Terracotta bust, Portrait of a Man, Northern Italy, first quarter of the 19th century

Empire period, Northern Italy


Portrait with bust of a gentleman in terracotta on a white Carrara marble base.
The man is represented with his face turned to the right, his proud gaze turned upwards.
The twist of the neck gives a sense of natural movement to the head. The “Brutus” hairstyle, short hair with irregular fringe on the forehead, very popular in the early decades of the nineteenth century, is finely crafted. The face has well-defined features. The forehead is high, framed by locks of hair. The pronounced but absolutely balanced nose gives a sign of the subject’s virility. The thin mouth does not let emotions shine through. The expression is proud and haughty, it recalls the heroic and triumphant climate typical of the Napoleonic age.

Even the clothing recalls the canons of the time: habit à la francaise with tailcoat, waistcoat, shirt with stand-up collar (and raised points), tie tied to a gala and carrik (long overcoat with double cape and long collars).

Much attention is paid to the details of the garments worn: in particular the tie, a long thin strip of linen or silk turned several times around the neck and knotted on the front, has a particularly articulated and complex bow and the flap / lapel of the overcoat is made in order to recall the softness of furs.

Dimensions: 60 x 55 x 26 cm, base h 14 cm ( 23,6 x 21,6 x 10,2 in; base h 5,5 in )


Historical-stylistic analysis:

The peculiar characteristics of this portrait highlight the probable origin from a cultural environment of great depth and prestige. Although it has not been possible to identify the person portrayed or even his performer, the features highlighted still allow us to place the work in the early nineteenth century. The most plausible reference, considering the quality and refinement of the work, is clearly the environment linked to Canova: expressive backbone, attention to detail, plasticity of rendering allow us to believe that the author may have operated in the Lombardy-Veneto area under its direct influence.

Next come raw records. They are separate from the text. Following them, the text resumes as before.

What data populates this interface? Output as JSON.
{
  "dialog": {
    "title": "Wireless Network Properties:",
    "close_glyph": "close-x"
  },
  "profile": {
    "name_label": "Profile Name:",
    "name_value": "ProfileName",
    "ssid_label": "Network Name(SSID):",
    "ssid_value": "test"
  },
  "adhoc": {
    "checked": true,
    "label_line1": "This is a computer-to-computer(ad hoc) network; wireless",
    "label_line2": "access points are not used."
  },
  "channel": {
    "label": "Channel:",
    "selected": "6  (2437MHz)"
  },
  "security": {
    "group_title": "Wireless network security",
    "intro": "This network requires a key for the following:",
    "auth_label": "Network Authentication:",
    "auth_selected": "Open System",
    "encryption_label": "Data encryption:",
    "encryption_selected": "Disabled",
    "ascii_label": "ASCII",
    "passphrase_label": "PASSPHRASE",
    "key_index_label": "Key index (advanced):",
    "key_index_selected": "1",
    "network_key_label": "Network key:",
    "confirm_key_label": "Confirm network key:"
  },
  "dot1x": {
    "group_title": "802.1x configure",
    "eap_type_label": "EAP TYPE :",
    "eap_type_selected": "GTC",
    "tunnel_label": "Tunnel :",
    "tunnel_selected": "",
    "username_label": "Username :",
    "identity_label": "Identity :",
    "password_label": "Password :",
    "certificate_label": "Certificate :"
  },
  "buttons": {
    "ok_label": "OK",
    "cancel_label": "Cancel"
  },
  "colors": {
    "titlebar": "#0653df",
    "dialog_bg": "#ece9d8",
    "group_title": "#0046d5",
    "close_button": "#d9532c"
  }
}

The advent of Napoleon emperor on the European political scene in 1804 determined a fruitful period of Canova’s artistic production, during which he produced, in addition to the numerous and most famous works, also some Napoleonic busts and his own self-portrait that show stylistic and cultural affinities with the one under consideration.

In particular, the bust of Napoleon preserved in the Chatsworth Devonshire Collection (1803): after the death of Canova, the work was sold to the Marquise Anne of Aubercorn, who in turn gave it to the sixth Duke of Devonshire, who placed the work in the center of the sculpture gallery of the Chatsworth residence, in front of a bust of Alexander the Great.

Picture 1 - Marble bust - Napoleon Bonaparte - Chatsworth, Devonshire Collection (1803-1086)

In the plaster prototype (now preserved in the Possagno plaster casts gallery – Illustration 2) Napoleon is portrayed in uniform, frontally, with sunken eyes fixed and slightly turned downwards as a sign of reflection and concentration; the eyebrows are frowned to express the depth of thoughts. The pronounced chin and full face convey the firmness of character but also the freshness of young age.

Picture 2 - Plaster prototype - Napoleon Bonaparte - Possagno, Canova Museum, “Gipsoteca” (1802)

In the marble bust instead (Illustration 1), Napoleon is stripped of his military robes and depicted shirtless. The consul is depicted sideways, with a twist of the neck that gives movement to the figure, making it more alive and less static than that of the prototype.

The forehead is high, framed by locks of hair that fall on the face with a refined slovenliness. Hair is a distinctive sign of the time: Napoleon had in fact adopted the fashion, which spread after the French Revolution as a sign of discontinuity in the past, of short hair (“alla Caracalla” or “alla Tito”, or “alla Bruto”). The eyes are sunken and the gaze lost. The nose, large and pronounced, gives a sign of the subject’s virility. The thin mouth does not let any emotion shine through.

Picture 3 - Bust of Francis I of Austria
Picture 4 - Canova self-portrait, bust

Other works, also by Canova, which recall that of the anonymous sculptures are the bust of Francis I of Austria (preserved at the Kunsthistorches Museum in Vienna -1804-1805- Illustration 3) and the bust of his own portrait (preserved in Possagno- 1812 – Illustration 4).